Genetic basis of complex disease
There is wide interest in applying human single nucleotide polymorphisms (SNPs) to the problem of identifying genes that underlie complex diseases (defined as those that tend to aggregate in families but not simply segregate). The promise of methods that entail whole-genome screens for association rely heavily on population genetic principles, as well as on the empirical state of patterns of linkage disequilibrium in the human genome. Most of our efforts have focused on a candidate gene approach to cardiovascular disease risk, and the population genetic analysis has entailed careful quantification of factors that impact the extant variation in human populations, including mutation, recombination, demographic factors, migration, and natural selection. This project has recently expanded in a collaboration with Drs. C. Sing, E. Boerwinkle, and J. Hixson to examine 100 kb regions of chromosome 19. This study will include SNP typing in over 4000 individuals with full medical records, and testing of association between SNP haplotypes and phenotypes will be done by several novel approaches we are developing.

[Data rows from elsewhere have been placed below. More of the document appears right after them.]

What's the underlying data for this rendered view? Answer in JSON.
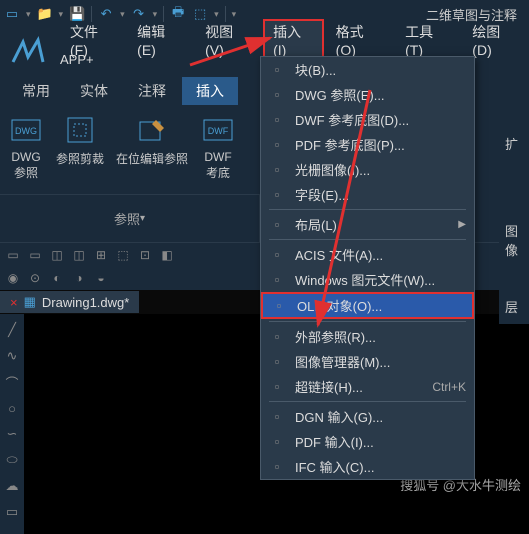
{
  "titlebar": {
    "mode": "二维草图与注释"
  },
  "menubar": {
    "items": [
      "文件(F)",
      "编辑(E)",
      "视图(V)",
      "插入(I)",
      "格式(O)",
      "工具(T)",
      "绘图(D)"
    ],
    "appplus": "APP+"
  },
  "tabs": {
    "items": [
      "常用",
      "实体",
      "注释",
      "插入"
    ],
    "active": 3
  },
  "ribbon": {
    "btns": [
      {
        "label": "DWG\n参照"
      },
      {
        "label": "参照剪裁"
      },
      {
        "label": "在位编辑参照"
      },
      {
        "label": "DWF\n考底"
      }
    ],
    "panel": "参照"
  },
  "side": {
    "items": [
      "扩",
      "图像",
      "层"
    ]
  },
  "doctab": {
    "name": "Drawing1.dwg*"
  },
  "dropdown": {
    "items": [
      {
        "icon": "block",
        "label": "块(B)..."
      },
      {
        "icon": "dwg",
        "label": "DWG 参照(E)..."
      },
      {
        "icon": "dwf",
        "label": "DWF 参考底图(D)..."
      },
      {
        "icon": "pdf",
        "label": "PDF 参考底图(P)..."
      },
      {
        "icon": "img",
        "label": "光栅图像(I)..."
      },
      {
        "icon": "field",
        "label": "字段(E)..."
      },
      {
        "sep": true
      },
      {
        "icon": "layout",
        "label": "布局(L)",
        "sub": true
      },
      {
        "sep": true
      },
      {
        "icon": "acis",
        "label": "ACIS 文件(A)..."
      },
      {
        "icon": "wmf",
        "label": "Windows 图元文件(W)..."
      },
      {
        "icon": "ole",
        "label": "OLE 对象(O)...",
        "hl": true
      },
      {
        "sep": true
      },
      {
        "icon": "xref",
        "label": "外部参照(R)..."
      },
      {
        "icon": "imgmgr",
        "label": "图像管理器(M)..."
      },
      {
        "icon": "link",
        "label": "超链接(H)...",
        "shortcut": "Ctrl+K"
      },
      {
        "sep": true
      },
      {
        "icon": "dgn",
        "label": "DGN 输入(G)..."
      },
      {
        "icon": "pdfin",
        "label": "PDF 输入(I)..."
      },
      {
        "icon": "ifc",
        "label": "IFC 输入(C)..."
      }
    ]
  },
  "watermark": "搜狐号 @大水牛测绘"
}
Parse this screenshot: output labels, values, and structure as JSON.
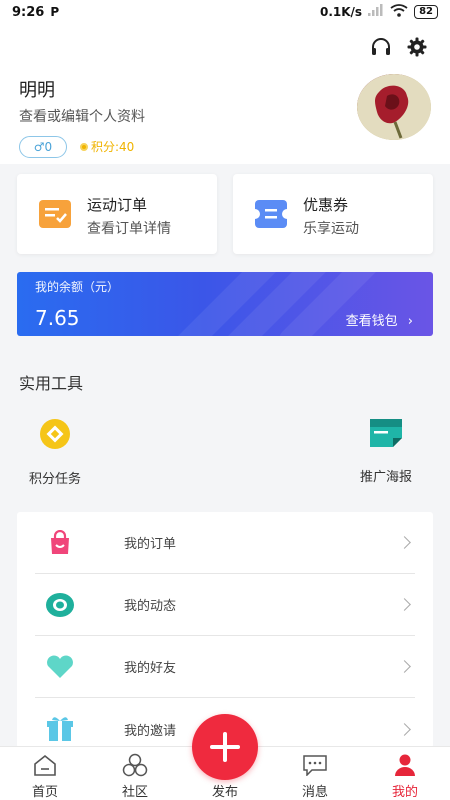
{
  "status_bar": {
    "time": "9:26",
    "app_indicator": "P",
    "speed": "0.1K/s",
    "battery": "82"
  },
  "header": {
    "user_name": "明明",
    "profile_hint": "查看或编辑个人资料",
    "gender_badge": "♂0",
    "points": "积分:40",
    "icons": [
      "headphones-icon",
      "gear-icon"
    ]
  },
  "cards": [
    {
      "title": "运动订单",
      "subtitle": "查看订单详情",
      "icon": "order-icon",
      "color": "#f7a23b"
    },
    {
      "title": "优惠券",
      "subtitle": "乐享运动",
      "icon": "coupon-icon",
      "color": "#5b8cf5"
    }
  ],
  "balance": {
    "label": "我的余额（元）",
    "amount": "7.65",
    "link": "查看钱包"
  },
  "tools": {
    "title": "实用工具",
    "items": [
      {
        "label": "积分任务",
        "icon": "points-task-icon",
        "color": "#f5c518"
      },
      {
        "label": "推广海报",
        "icon": "poster-icon",
        "color": "#1fb5a8"
      }
    ]
  },
  "menu": [
    {
      "label": "我的订单",
      "icon": "shopping-bag-icon",
      "color": "#f0457a"
    },
    {
      "label": "我的动态",
      "icon": "activity-icon",
      "color": "#1fb09c"
    },
    {
      "label": "我的好友",
      "icon": "heart-icon",
      "color": "#5ed6c8"
    },
    {
      "label": "我的邀请",
      "icon": "gift-icon",
      "color": "#5bc7e6"
    }
  ],
  "bottom_nav": [
    {
      "label": "首页",
      "icon": "home-icon"
    },
    {
      "label": "社区",
      "icon": "community-icon"
    },
    {
      "label": "发布",
      "icon": "plus-icon"
    },
    {
      "label": "消息",
      "icon": "message-icon"
    },
    {
      "label": "我的",
      "icon": "profile-icon"
    }
  ],
  "colors": {
    "accent": "#ef2a3e",
    "balance_start": "#2a6cf0",
    "balance_end": "#6a55e6"
  }
}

In addition to these candidate gene approaches, we have examined the assumptions of the Common Disease Common Variant model, and find many features of the model less than convincing. The alternative demands that designs for finding associations consider the likelihood that genes that influence disease risk will have allelic heterogeneity. In addition, the summation over the genome of effects of the vast number of rare alleles is also likely to be greater than negligible.
Assorted topics in theoretical population genetics
I am interested in the theoretical consequences of genetic systems that influence mating compatibilities, such as the S-locus in gametophytic self-incompatible plants and the a and b loci in the fungus Ustilago. Hamish Spencer, Marc Feldman, and I have been working on models of genomic imprinting, particularly in relation to sex chromosomes and dosage compensation. This collaboration was quiet for a while, but we have renewed interest in the X-linked case. Nuclear–cytoplasmic interactions continue to be an interest, and recently we found stable cycles in models with fitness interactions between maternally transmitted factors (such as mtDNA) and an X-linked gene (Rand et al. 2001). Inference of human demographic history from sample data continues to be a challenge, and further developments of the branching process approach that we developed in Tishkoff et al. (2001) are under way. With Sorin Istrail, I am working on an intriguing graphic-theoretic problem we call the haplotype coloring problem, and we anticipate that results will be of great practical value for the study of haplotype variation. Finally, the theoretical consequences of variation in expression of genes imbedded in an interacting network raised many deep theoretical issues, and we are beginning to pursue these primarily by developing network simulations.